Turns out a lot of you have opinions and answers. Thanks for that.

For me the best news was an email from Stanford econometrician Guido Imbens:

The bottom line is that you are right. You have a sample, collected in whatever way. You do a randomized experiment with randomization at the unit level. Then you do not need to cluster. Without doing any cluster adjustment your standard robust variance estimator will lead to the correct inferences for the average effect for the (convenience) sample you have.

He backed this up with a forthcoming working paper of his with Alberto Abadie, Susan Athey, and Jeffrey Wooldridge. This is basically the Mount Rushmore of applied econometrics, so: game, set, and match?

Not entirely. The paper is not yet ready for circulation (wait for early 2016). So let me outline some of the other intuitions and proofs people argued.

First, there are proofs out there. From one commenter:

This review article by Cameron and Miller is helpful. On page 21, they write:

First, given V[b] defined in (7) and (9), whenever there is reason to believe that both the regressors and the errors might be correlated within cluster, we should think about clustering defined in a broad enough way to account for that clustering. Going the other way, if we think that either the regressors or the errors are likely to be uncorrelated within a potential group, then there is no need to cluster within that group.

I think the second sentence is what you care about.

You can see the idea more easily in the parameterized Moulton formula. It’s equation (6) in the paper. The equation shows that the “inflation” is a product of within cluster correlation in the regressor (treatment) and within cluster correllation in the outcome. If either of those terms is equal to 0 then there is no variance inflation to worry about. In an individual level randomized experiment then the within cluster correlation in the treatment will be zero and so there is no need to cluster.

The one regressor example that they give in section IIA applies well to experiments with person level random assignment and it does not use the parametric Moulton approach. It sets things up with the sort of cluster standard errors that come out of the stata cluster option.

I received similar feedback from Cyrus Samii, among others.

That’s theory. John Horton, a professor at NYU, generously and heroically decided to simulate the answer in a post titled Monte Carlo Clusterjerk. (Jeff Mosenkis at IPA correctly pointed out that this should be the name of our indie band. John, I’m down, and I play a mean kazoo.)

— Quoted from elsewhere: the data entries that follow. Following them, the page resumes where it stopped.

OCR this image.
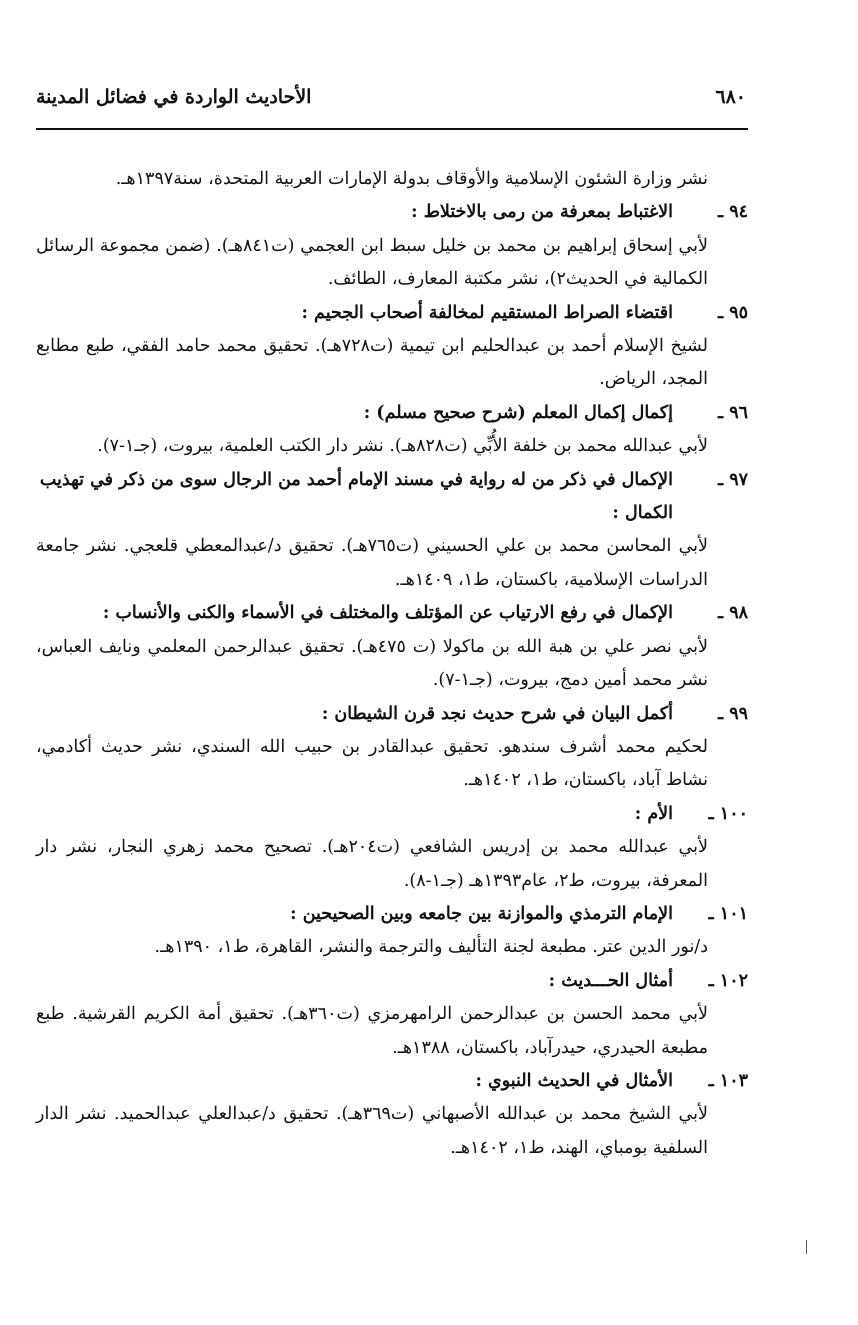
٦٨٠
الأحاديث الواردة في فضائل المدينة

نشر وزارة الشئون الإسلامية والأوقاف بدولة الإمارات العربية المتحدة، سنة١٣٩٧هـ.

٩٤ ـ
الاغتباط بمعرفة من رمى بالاختلاط :

لأبي إسحاق إبراهيم بن محمد بن خليل سبط ابن العجمي (ت٨٤١هـ). (ضمن مجموعة الرسائل الكمالية في الحديث٢)، نشر مكتبة المعارف، الطائف.

٩٥ ـ
اقتضاء الصراط المستقيم لمخالفة أصحاب الجحيم :

لشيخ الإسلام أحمد بن عبدالحليم ابن تيمية (ت٧٢٨هـ). تحقيق محمد حامد الفقي، طبع مطابع المجد، الرياض.

٩٦ ـ
إكمال إكمال المعلم (شرح صحيح مسلم) :

لأبي عبدالله محمد بن خلفة الأُبِّي (ت٨٢٨هـ). نشر دار الكتب العلمية، بيروت، (جـ١-٧).

٩٧ ـ
الإكمال في ذكر من له رواية في مسند الإمام أحمد من الرجال سوى من ذكر في تهذيب الكمال :

لأبي المحاسن محمد بن علي الحسيني (ت٧٦٥هـ). تحقيق د/عبدالمعطي قلعجي. نشر جامعة الدراسات الإسلامية، باكستان، ط١، ١٤٠٩هـ.

٩٨ ـ
الإكمال في رفع الارتياب عن المؤتلف والمختلف في الأسماء والكنى والأنساب :

لأبي نصر علي بن هبة الله بن ماكولا (ت ٤٧٥هـ). تحقيق عبدالرحمن المعلمي ونايف العباس، نشر محمد أمين دمج، بيروت، (جـ١-٧).

٩٩ ـ
أكمل البيان في شرح حديث نجد قرن الشيطان :

لحكيم محمد أشرف سندهو. تحقيق عبدالقادر بن حبيب الله السندي، نشر حديث أكادمي، نشاط آباد، باكستان، ط١، ١٤٠٢هـ.

١٠٠ ـ
الأم :

لأبي عبدالله محمد بن إدريس الشافعي (ت٢٠٤هـ). تصحيح محمد زهري النجار، نشر دار المعرفة، بيروت، ط٢، عام١٣٩٣هـ (جـ١-٨).

١٠١ ـ
الإمام الترمذي والموازنة بين جامعه وبين الصحيحين :

د/نور الدين عتر. مطبعة لجنة التأليف والترجمة والنشر، القاهرة، ط١، ١٣٩٠هـ.

١٠٢ ـ
أمثال الحـــديث :

لأبي محمد الحسن بن عبدالرحمن الرامهرمزي (ت٣٦٠هـ). تحقيق أمة الكريم القرشية. طبع مطبعة الحيدري، حيدرآباد، باكستان، ١٣٨٨هـ.

١٠٣ ـ
الأمثال في الحديث النبوي :

لأبي الشيخ محمد بن عبدالله الأصبهاني (ت٣٦٩هـ). تحقيق د/عبدالعلي عبدالحميد. نشر الدار السلفية بومباي، الهند، ط١، ١٤٠٢هـ.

John basically shows the above logic with an empirical example, and here is a cool looking graph without context to prove it:

From another commenter, here is another way to think about the issue:

Others have already pointed out that looking at the moulton inflation factor shows that when assignment is at the individual level clustering isn’t necessary. If you’re like me, this probably doesn’t help much with the intuition though. Here’s an alternate explanation: if you assume each unit has a defined outcome under treatment and control (i.e. SUTVA), then each treatment and control unit in a randomized experiment is a random draw from one of two distributions — the distribution of potential treatment outcomes and the distribution of potential control outcomes. (This is a slight simplification. For full details see page 87 of Imbens and Rubin, 2015.) Thus, the treatment and control means are averages of independent, identically distributed variables and the usual estimate of the variance (without clustering) is justified. Note that this explanation does not make any assumptions whatsoever about the distribution of potential outcomes in the overall population (other than the basic stuff necessary for the CLT to hold). Also note that this would not be the case if you randomized at a higher level.
On a related note, these same issues are present when testing for baseline balance in a randomized experiment. I have seen quite a number of papers where the authors randomize at a group level and then to balance tests at the unit level and erroneously come to the conclusion that their randomization failed.

Or also from John Horton:

One closing thought, a non-econometric argument why clustering can’t be necessary for a true experiment with randomization at the individual level: for *any* experiment, presumably there is some latent (i.e., unobserved to the researcher) grouping of the data such that the errors within that group are correlated with each other. As such, we could never use our standard tools for analyzing experiments to get the right standard errors if taking this latent grouping into account was necessary.

19 Responses

  1. Chris,

    Thank you for your informative posts on the clustering issue. Initially I felt quite strongly that you were wrong about clustering being unnecessary in many contexts, but reading over this new post and the paper you mentioned, I’ve come over to your side on this issue.

    The way I’m interpreting it, at least in intuitive terms, is as follows: We want to estimate two means, say—one for the treatment and one for the control. The exogenous regressor was assigned and measured at the observation level, and we’re making independent draws from the population. Even though the error terms are correlated for some pairs of observations, each draw from the population (our sampling process) is independent, so this autocorrelation has no effect on our ability to measure the likely value (or distribution) of y_i for the next observation that we’d draw–i.e., the independence that’s relevant is that of our sampling process, not of the underlying process determining y_i.

    The cases in which clustering is going to be necessary is when the regressor is applied/measured at the group level (e.g., using state or village-level proxies to measure individual characteristics) or when the sampling process is not independent (e.g., sampling families, interviewing each member, and making inferences about the overall population, as in the PSID).

    Regards,
    Chris